The family is a body which we would not want to let go off. Conventionally, they are still the set of people who we trust the most, and it is essential that we do not break that.

SUPPORT THERAPY FOR BROKEN FAMILIES


Overcoming issues of a broken family could be an arduous task. The issues might have existed for quite some time and caused a psychological and emotional damage to each member of the family, and as such making the bond difficult to mend. Family separation occurs for various reasons and takes a whole lot of effort to repair. Sometimes, the relationship might be irreparable or cost too much to mend.
The urge to give up when facing a family crisis is always intense, and the ability to reconnect as a family may seem impossible. However, it is important to know that some problems might be fixed by seeking help from a neutral party. Having to meet a therapist takes a lot of courage and it means there is willingness to repair or mend the broken connection.
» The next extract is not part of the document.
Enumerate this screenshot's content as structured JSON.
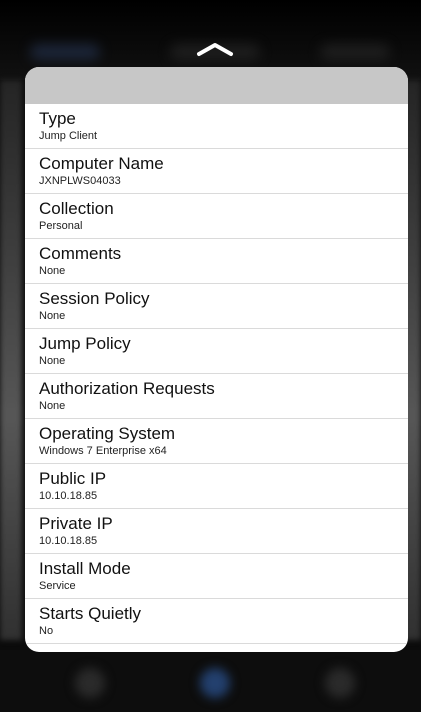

There are professionals that are saddled with the responsibility of fixing family issues through their wealth of experience. They are qualified to provide aid and therapy for estranged families because, they have a deep understanding of the relationship and connection that exists within a family system. They don’t focus on a single member of the family as the source of the problem, but look at how each member as contributed to the problem one way or the other.
These professionals are trained in providing helpful remedies for issues that ensues from a broken family such as anxiety, depression, unhappiness and also substance abuse and other mental and psychological issues.
Often times, it takes a while for family members to be aware of the fact that they need help mending crisis that exists within their family because they are engrossed in their family issues and fail to come to the understanding that they require counselling and support services.
Sometimes it might take a while for them to be mindful, they need to seek therapy and by then the issues might have escalated and become extremely difficult to solve. Without external help, they are unable to solve their problems and to return back to the state of normalcy as a family and be able to function as an entity. Problems could intensify and lead to mental health disorders for any member of the family if they fail to seek support from mental health professionals.
Family crises sometimes could be an opportunity to realize there is need for a change and adjustment in the family, because there cannot be a perfect family as such. Hence, getting professional help could help implement this change and cause an enhancement in the lives of each family members.